Ермолов — ЗакревскомуА тем временем уже мостились благими намерениями дороги к военным поселениям…
С начала декабря 1816 г., когда Закревский впервые сообщает Воронцову о начавшемся «поселении полков», и до 1818 г. эта тема остается одной из главных в переписке:
«Поселением войск тщательно занимаемся; а мужики не с охотою оное принимают, и дорогою во время проезда императриц и великого князя из Петербурга в Москву их толпы мужиков останавливали и жаловались, прося довести до сведения Государя»;
«Поселение войск наших удивительно увеличилось и бдительность гр.
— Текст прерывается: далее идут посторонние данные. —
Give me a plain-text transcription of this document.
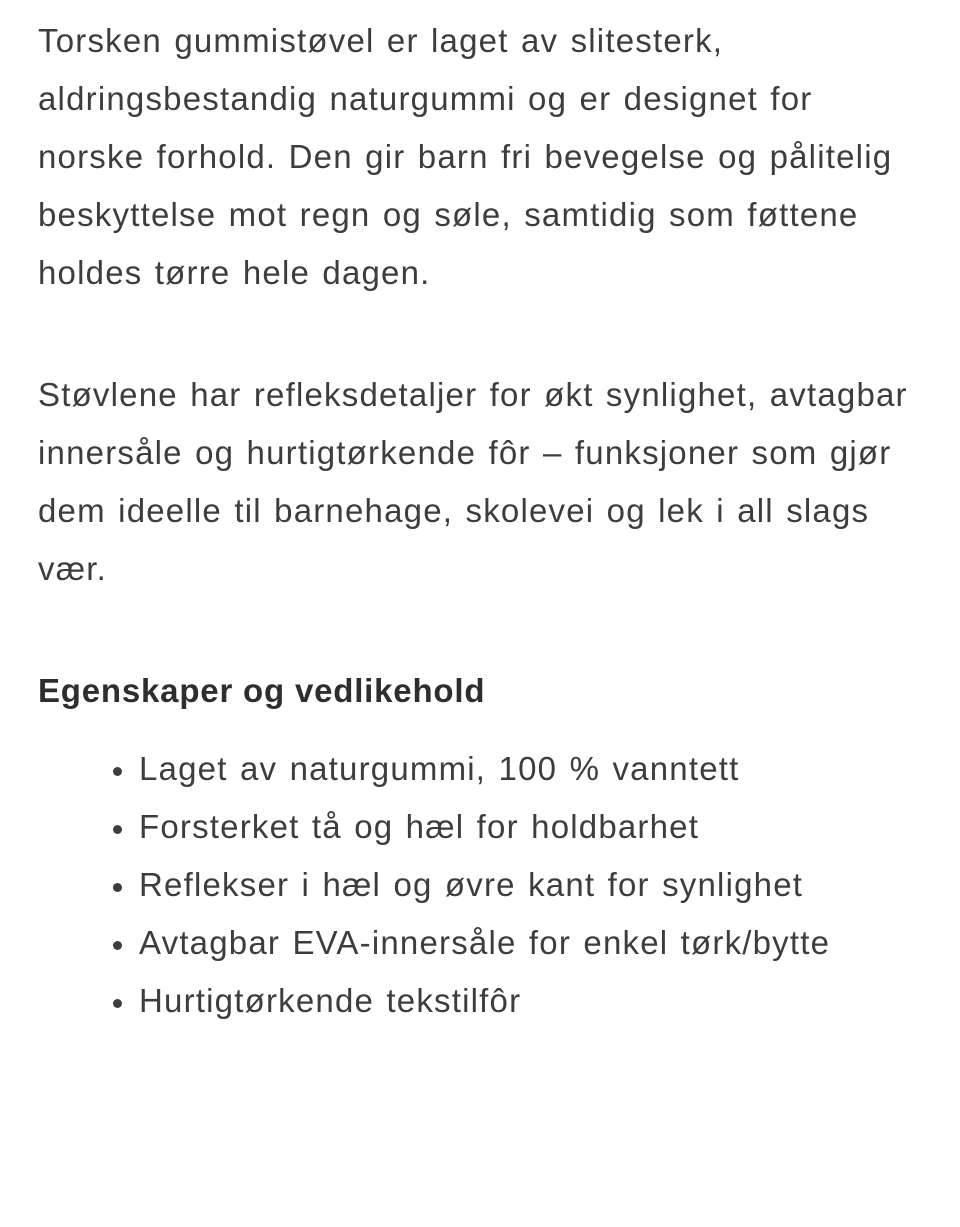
Torsken gummistøvel er laget av slitesterk, aldringsbestandig naturgummi og er designet for norske forhold. Den gir barn fri bevegelse og pålitelig beskyttelse mot regn og søle, samtidig som føttene holdes tørre hele dagen.

Støvlene har refleksdetaljer for økt synlighet, avtagbar innersåle og hurtigtørkende fôr – funksjoner som gjør dem ideelle til barnehage, skolevei og lek i all slags vær.

Egenskaper og vedlikehold
• Laget av naturgummi, 100 % vanntett
• Forsterket tå og hæl for holdbarhet
• Reflekser i hæl og øvre kant for synlighet
• Avtagbar EVA-innersåle for enkel tørk/bytte
• Hurtigtørkende tekstilfôr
Аракчеева по сему предмету удвоена; но пользы никакой не видим, а издержки ужаснейшие. Вы знаете, кто начальники поселенных войск; следовательно, и ожидать ничего путного нельзя»;
«Поселение увеличивается под мудрым начальством Аракчеева, который о благе общем нимало не заботится и есть по делам его вреднейший человек в России»;
«Поселение продолжается, и скоро будут водворять целыми дивизиями. Мы мнимой пользы сего поселения, верно, не дождемся, а дети и внуки, у кого оные есть, будут сие полезное заведение оплакивать»[102].
Эта злая ирония Закревского приятно удивила бы, видимо, даже Герцена. «Аракчеев… вреднейший человек в России», «пользы никакой», «мнимая польза», а «устав» поселений — «бредни препорядочные».
Мы привыкли к тому, что военные поселения — новая изощренная разновидность крепостничества, во многом оставляющая за собой все прежние рекорды узаконенного российского рабства. Поэтому нам хватает самого факта критики поселений современниками, ибо критика сразу как бы определяет их позицию по отношению к Аракчееву и аракчеевщине. Это в общем верно. Однако нельзя забывать, что мотивы неприятия этой системы военных поселений в самом начале их 30-летней истории, как например, у Закревского и его друзей в конце 1816 — начале 1817 г. были несколько иными. То, что эта система окажется синонимом произвола и жестокости, было далеко не очевидно в первые месяцы ее введения, когда Закревский писал только что приведенные строки.